Buysmann S, Hack C E, van Diepen F N, Surachno J, ten Berge I J
Renal Transplant Unit, Department of Internal Medicine, Academic Medical Center, University of Amsterdam, The Netherlands.
Transplantation. 1997 Dec 15;64(11):1620-3. doi: 10.1097/00007890-199712150-00024.
Use of the murine CD3 monoclonal antibody OKT3 is limited by first-dose side effects, which are thought to be caused by the release of inflammatory mediators. Because these processes might be influenced by the speed of administration, we compared a 2-hr OKT3 infusion with the bolus infusion usually applied nowadays.

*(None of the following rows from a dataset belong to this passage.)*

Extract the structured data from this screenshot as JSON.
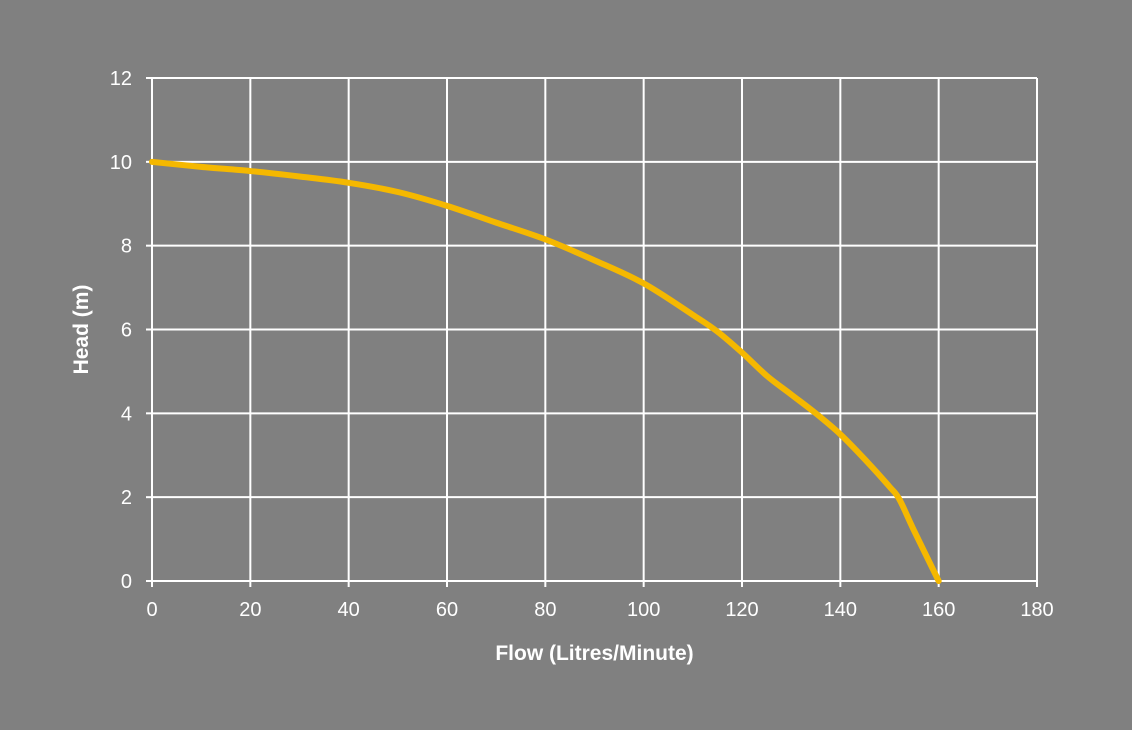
{
  "chart_data": {
    "type": "line",
    "title": "",
    "xlabel": "Flow (Litres/Minute)",
    "ylabel": "Head (m)",
    "xlim": [
      0,
      180
    ],
    "ylim": [
      0,
      12
    ],
    "xticks": [
      0,
      20,
      40,
      60,
      80,
      100,
      120,
      140,
      160,
      180
    ],
    "yticks": [
      0,
      2,
      4,
      6,
      8,
      10,
      12
    ],
    "grid": true,
    "legend": "none",
    "colors": {
      "background": "#808080",
      "grid": "#ffffff",
      "line": "#f5b800",
      "text": "#ffffff"
    },
    "series": [
      {
        "x": [
          0,
          10,
          20,
          30,
          40,
          50,
          60,
          70,
          80,
          90,
          100,
          110,
          115,
          120,
          125,
          130,
          135,
          140,
          145,
          150,
          152,
          155,
          160
        ],
        "y": [
          10,
          9.88,
          9.78,
          9.65,
          9.5,
          9.28,
          8.95,
          8.55,
          8.15,
          7.65,
          7.1,
          6.35,
          5.95,
          5.45,
          4.9,
          4.45,
          4.0,
          3.5,
          2.9,
          2.25,
          1.95,
          1.2,
          0
        ]
      }
    ]
  }
}
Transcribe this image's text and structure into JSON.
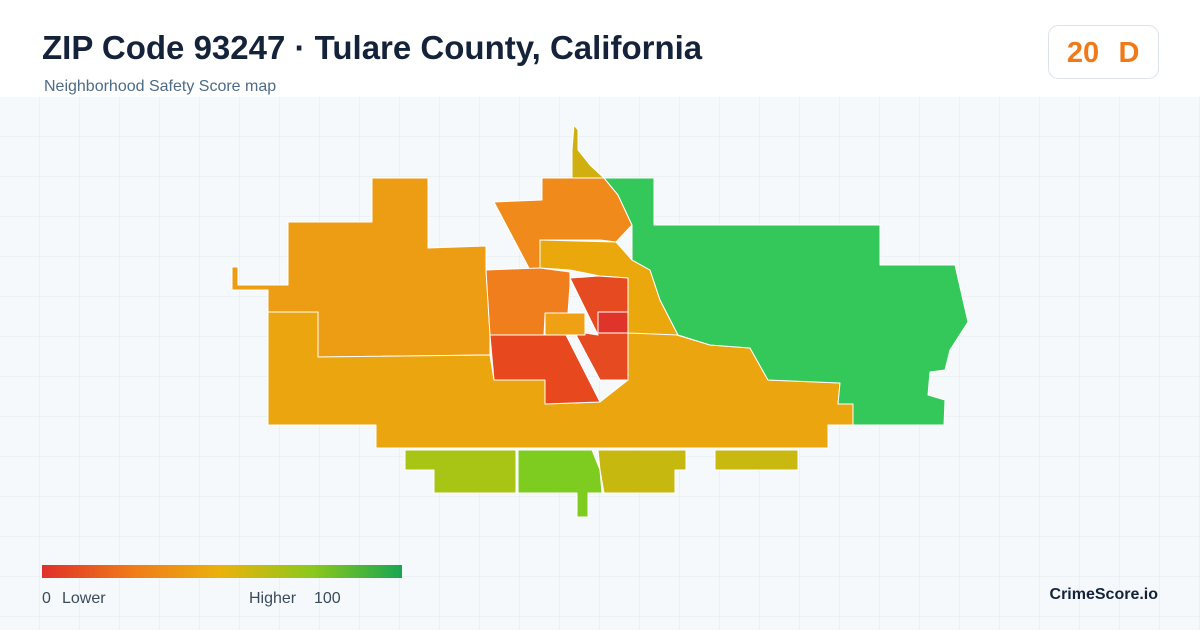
{
  "header": {
    "title": "ZIP Code 93247 · Tulare County, California",
    "subtitle": "Neighborhood Safety Score map"
  },
  "score": {
    "value": 20,
    "grade": "D"
  },
  "legend": {
    "min": 0,
    "low_label": "Lower",
    "high_label": "Higher",
    "max": 100
  },
  "brand": "CrimeScore.io"
}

Eighteen renal allograft recipients were prophylactically treated with OKT3 and randomized to receive the first dose either as a 2-hr infusion or as an intravenous bolus infusion. Clinical side effects score and the occurrence of complement activation, cytokine release, and activation of neutrophils were determined.
Two-hour infusion of OKT3 completely prevented the occurrence of dyspnea, reduced the incidence of other side effects, and attenuated complement activation. Cytokine release and depletion of peripheral blood lymphocytes were similar in both groups.

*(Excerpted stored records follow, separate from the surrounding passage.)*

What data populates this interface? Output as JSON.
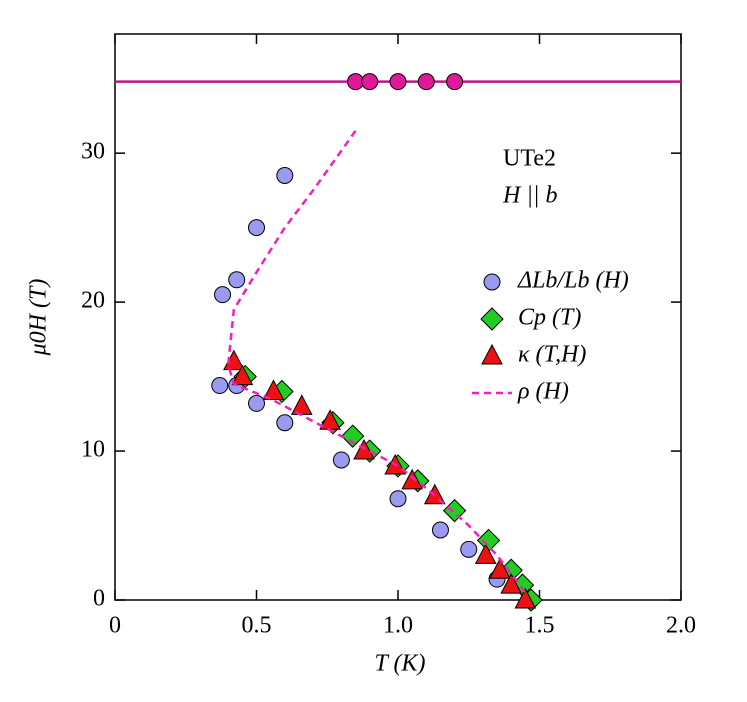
{
  "chart_data": {
    "type": "scatter",
    "x_label": "T (K)",
    "y_label": "μ0H (T)",
    "annotations": [
      "UTe2",
      "H || b"
    ],
    "xlim": [
      0,
      2
    ],
    "ylim": [
      0,
      38
    ],
    "xticks": [
      0,
      0.5,
      {
        "value": 1,
        "label": "1.0"
      },
      1.5,
      {
        "value": 2,
        "label": "2.0"
      }
    ],
    "yticks": [
      0,
      10,
      20,
      30
    ],
    "hline": {
      "value": 34.8,
      "color": "#c0148c"
    },
    "series": [
      {
        "name": "ΔLb/Lb (H)",
        "color": "#9a9af0",
        "marker": "circle",
        "x": [
          0.38,
          0.43,
          0.5,
          0.6,
          0.37,
          0.43,
          0.5,
          0.6,
          0.8,
          1.0,
          1.15,
          1.25,
          1.35
        ],
        "values": [
          20.5,
          21.5,
          25,
          28.5,
          14.4,
          14.4,
          13.2,
          11.9,
          9.4,
          6.8,
          4.7,
          3.4,
          1.4
        ]
      },
      {
        "color": "#e0189a",
        "marker": "circle",
        "x": [
          0.85,
          0.9,
          1.0,
          1.1,
          1.2
        ],
        "values": [
          34.8,
          34.8,
          34.8,
          34.8,
          34.8
        ]
      },
      {
        "name": "Cp (T)",
        "color": "#22cc22",
        "marker": "diamond",
        "x": [
          0.46,
          0.59,
          0.77,
          0.84,
          0.9,
          1.0,
          1.07,
          1.2,
          1.32,
          1.4,
          1.44,
          1.47
        ],
        "values": [
          15,
          14,
          11.9,
          11,
          10,
          9,
          8,
          6,
          4,
          2,
          1,
          0
        ]
      },
      {
        "name": "κ (T,H)",
        "color": "#ee1111",
        "marker": "triangle",
        "x": [
          0.42,
          0.45,
          0.56,
          0.66,
          0.76,
          0.88,
          0.99,
          1.05,
          1.13,
          1.31,
          1.36,
          1.4,
          1.45
        ],
        "values": [
          16,
          15,
          14,
          13,
          12,
          10,
          9,
          8,
          7,
          3,
          2,
          1,
          0
        ]
      },
      {
        "name": "ρ (H)",
        "color": "#f020c0",
        "marker": "dashed-line",
        "x": [
          0.85,
          0.7,
          0.6,
          0.5,
          0.42,
          0.4,
          0.42,
          0.55,
          0.65,
          0.75,
          0.85,
          1.0,
          1.1,
          1.25,
          1.35,
          1.45
        ],
        "values": [
          31.5,
          27.5,
          25,
          22,
          19.5,
          15.8,
          14.5,
          13.5,
          12.5,
          11.5,
          10.5,
          9,
          7.5,
          5,
          3,
          0.5
        ]
      }
    ]
  }
}
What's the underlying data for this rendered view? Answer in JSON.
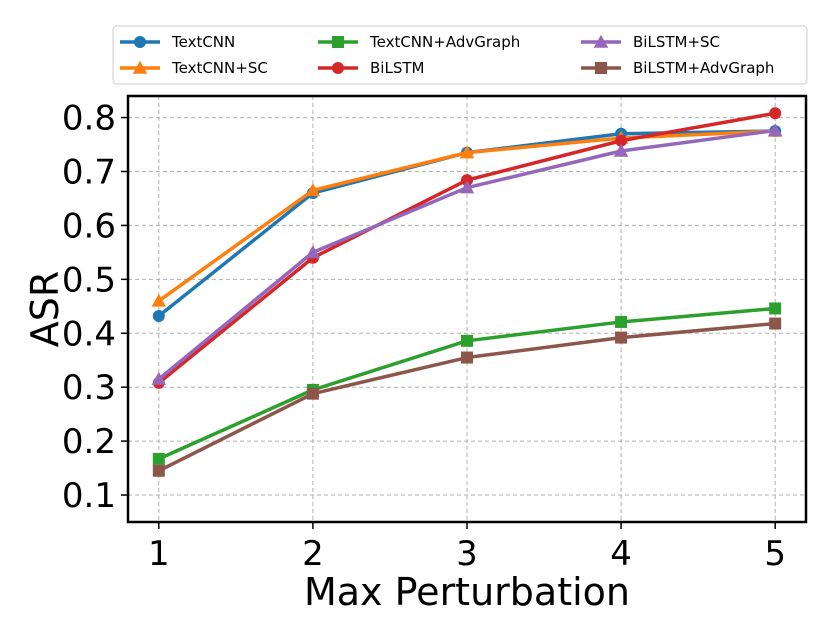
{
  "chart_data": {
    "type": "line",
    "title": "",
    "xlabel": "Max Perturbation",
    "ylabel": "ASR",
    "x": [
      1,
      2,
      3,
      4,
      5
    ],
    "xlim": [
      0.8,
      5.2
    ],
    "ylim": [
      0.05,
      0.84
    ],
    "xticks": [
      1,
      2,
      3,
      4,
      5
    ],
    "yticks": [
      0.1,
      0.2,
      0.3,
      0.4,
      0.5,
      0.6,
      0.7,
      0.8
    ],
    "ytick_labels": [
      "0.1",
      "0.2",
      "0.3",
      "0.4",
      "0.5",
      "0.6",
      "0.7",
      "0.8"
    ],
    "grid": true,
    "legend_position": "top, outside plot, 3 columns",
    "series": [
      {
        "name": "TextCNN",
        "color": "#1f77b4",
        "marker": "circle",
        "values": [
          0.432,
          0.66,
          0.735,
          0.77,
          0.775
        ]
      },
      {
        "name": "TextCNN+SC",
        "color": "#ff7f0e",
        "marker": "triangle",
        "values": [
          0.46,
          0.665,
          0.735,
          0.762,
          0.775
        ]
      },
      {
        "name": "TextCNN+AdvGraph",
        "color": "#2ca02c",
        "marker": "square",
        "values": [
          0.167,
          0.295,
          0.386,
          0.421,
          0.446
        ]
      },
      {
        "name": "BiLSTM",
        "color": "#d62728",
        "marker": "circle",
        "values": [
          0.308,
          0.54,
          0.684,
          0.757,
          0.808
        ]
      },
      {
        "name": "BiLSTM+SC",
        "color": "#9467bd",
        "marker": "triangle",
        "values": [
          0.315,
          0.55,
          0.67,
          0.738,
          0.776
        ]
      },
      {
        "name": "BiLSTM+AdvGraph",
        "color": "#8c564b",
        "marker": "square",
        "values": [
          0.145,
          0.288,
          0.355,
          0.392,
          0.418
        ]
      }
    ]
  }
}
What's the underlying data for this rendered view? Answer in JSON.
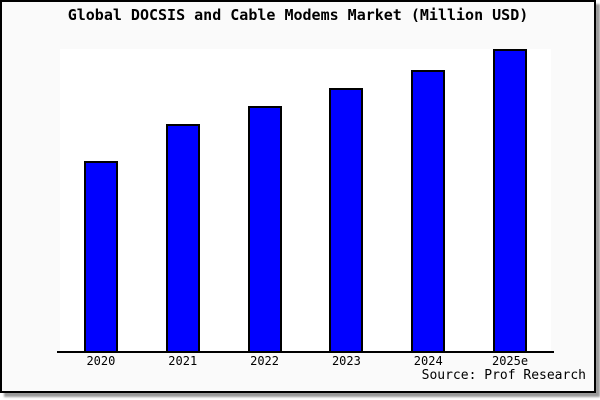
{
  "figure": {
    "title": "Global DOCSIS and Cable Modems Market (Million USD)",
    "source": "Source: Prof Research"
  },
  "chart_data": {
    "type": "bar",
    "title": "Global DOCSIS and Cable Modems Market (Million USD)",
    "categories": [
      "2020",
      "2021",
      "2022",
      "2023",
      "2024",
      "2025e"
    ],
    "values": [
      63,
      75,
      81,
      87,
      93,
      100
    ],
    "value_scale": "relative units, no y-axis labels shown (tallest bar 2025e = 100)",
    "xlabel": "",
    "ylabel": "",
    "ylim": [
      0,
      100
    ],
    "grid": false,
    "legend": false,
    "source": "Source: Prof Research"
  },
  "colors": {
    "figure_bg": "#fafafa",
    "plot_bg": "#ffffff",
    "bar_fill": "#0000ff",
    "bar_edge": "#000000",
    "border": "#000000",
    "shadow": "#999999"
  }
}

Thus, complement activation seems to play an additional role in the development of side effects after the first OKT3 dose.

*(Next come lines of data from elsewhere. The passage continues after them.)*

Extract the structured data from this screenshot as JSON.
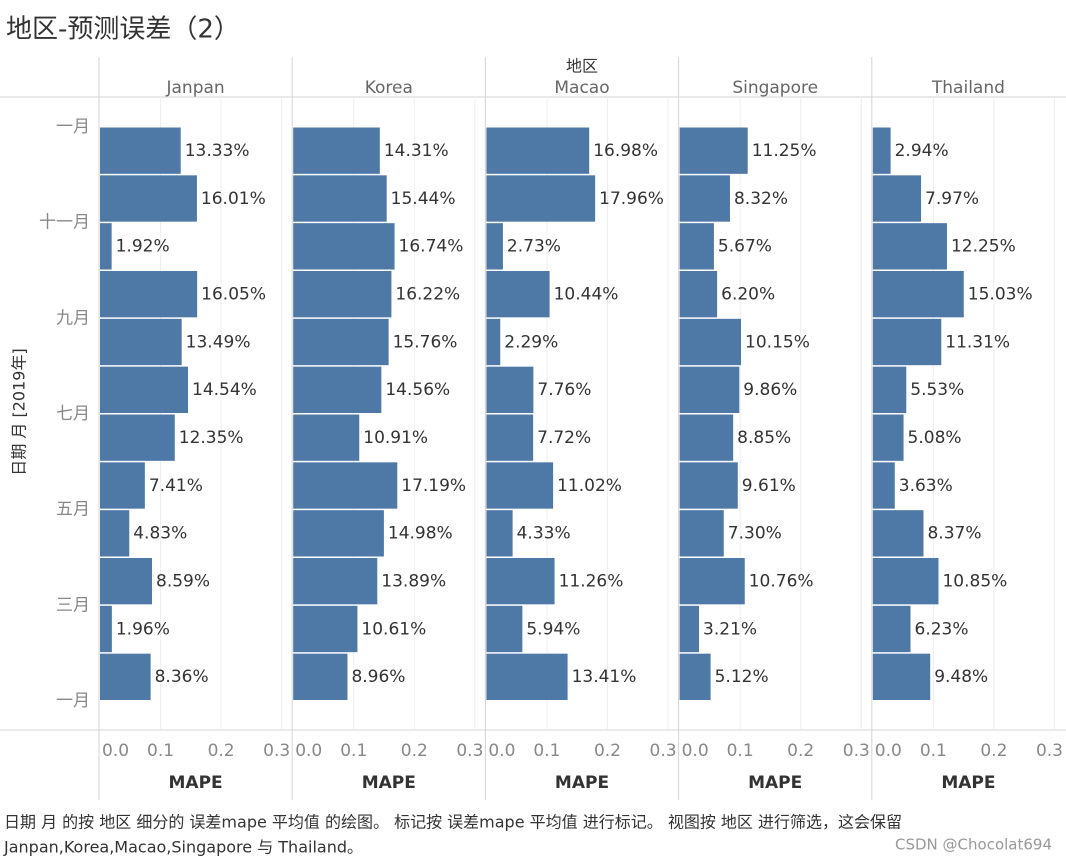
{
  "chart_data": {
    "type": "bar",
    "orientation": "horizontal",
    "title": "地区-预测误差（2）",
    "facet_label": "地区",
    "ylabel": "日期 月 [2019年]",
    "yticks": [
      "一月",
      "十一月",
      "九月",
      "七月",
      "五月",
      "三月",
      "一月"
    ],
    "xlabel": "MAPE",
    "xlim": [
      0,
      0.3
    ],
    "xticks": [
      {
        "value": 0,
        "label": "0.0"
      },
      0.1,
      0.2,
      0.3
    ],
    "grid": true,
    "color": "#4e79a7",
    "series": [
      {
        "name": "Janpan",
        "values": [
          0.1333,
          0.1601,
          0.0192,
          0.1605,
          0.1349,
          0.1454,
          0.1235,
          0.0741,
          0.0483,
          0.0859,
          0.0196,
          0.0836
        ],
        "value_labels": [
          "13.33%",
          "16.01%",
          "1.92%",
          "16.05%",
          "13.49%",
          "14.54%",
          "12.35%",
          "7.41%",
          "4.83%",
          "8.59%",
          "1.96%",
          "8.36%"
        ]
      },
      {
        "name": "Korea",
        "values": [
          0.1431,
          0.1544,
          0.1674,
          0.1622,
          0.1576,
          0.1456,
          0.1091,
          0.1719,
          0.1498,
          0.1389,
          0.1061,
          0.0896
        ],
        "value_labels": [
          "14.31%",
          "15.44%",
          "16.74%",
          "16.22%",
          "15.76%",
          "14.56%",
          "10.91%",
          "17.19%",
          "14.98%",
          "13.89%",
          "10.61%",
          "8.96%"
        ]
      },
      {
        "name": "Macao",
        "values": [
          0.1698,
          0.1796,
          0.0273,
          0.1044,
          0.0229,
          0.0776,
          0.0772,
          0.1102,
          0.0433,
          0.1126,
          0.0594,
          0.1341
        ],
        "value_labels": [
          "16.98%",
          "17.96%",
          "2.73%",
          "10.44%",
          "2.29%",
          "7.76%",
          "7.72%",
          "11.02%",
          "4.33%",
          "11.26%",
          "5.94%",
          "13.41%"
        ]
      },
      {
        "name": "Singapore",
        "values": [
          0.1125,
          0.0832,
          0.0567,
          0.062,
          0.1015,
          0.0986,
          0.0885,
          0.0961,
          0.073,
          0.1076,
          0.0321,
          0.0512
        ],
        "value_labels": [
          "11.25%",
          "8.32%",
          "5.67%",
          "6.20%",
          "10.15%",
          "9.86%",
          "8.85%",
          "9.61%",
          "7.30%",
          "10.76%",
          "3.21%",
          "5.12%"
        ]
      },
      {
        "name": "Thailand",
        "values": [
          0.0294,
          0.0797,
          0.1225,
          0.1503,
          0.1131,
          0.0553,
          0.0508,
          0.0363,
          0.0837,
          0.1085,
          0.0623,
          0.0948
        ],
        "value_labels": [
          "2.94%",
          "7.97%",
          "12.25%",
          "15.03%",
          "11.31%",
          "5.53%",
          "5.08%",
          "3.63%",
          "8.37%",
          "10.85%",
          "6.23%",
          "9.48%"
        ]
      }
    ],
    "caption": [
      "日期 月 的按 地区 细分的 误差mape 平均值 的绘图。 标记按 误差mape 平均值 进行标记。 视图按 地区 进行筛选，这会保留",
      "Janpan,Korea,Macao,Singapore 与 Thailand。"
    ],
    "watermark": "CSDN @Chocolat694"
  }
}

鼠源CD3单克隆抗体OKT3的使用受到首剂副作用的限制,这些副作用被认为是由炎症介质的释放引起的。由于这些过程可能受给药速度的影响,我们将2小时输注OKT3与目前常用的静脉推注进行了比较。
18例肾移植受者接受OKT3预防性治疗,并随机分为两组,分别接受2小时输注或静脉推注首剂OKT3。测定临床副作用评分以及补体激活、细胞因子释放和中性粒细胞活化的发生情况。
2小时输注OKT3完全预防了呼吸困难的发生,降低了其他副作用的发生率,并减轻了补体激活。两组细胞因子释放和外周血淋巴细胞耗竭情况相似。
因此,补体激活似乎在首剂OKT3后副作用的发生中起额外作用。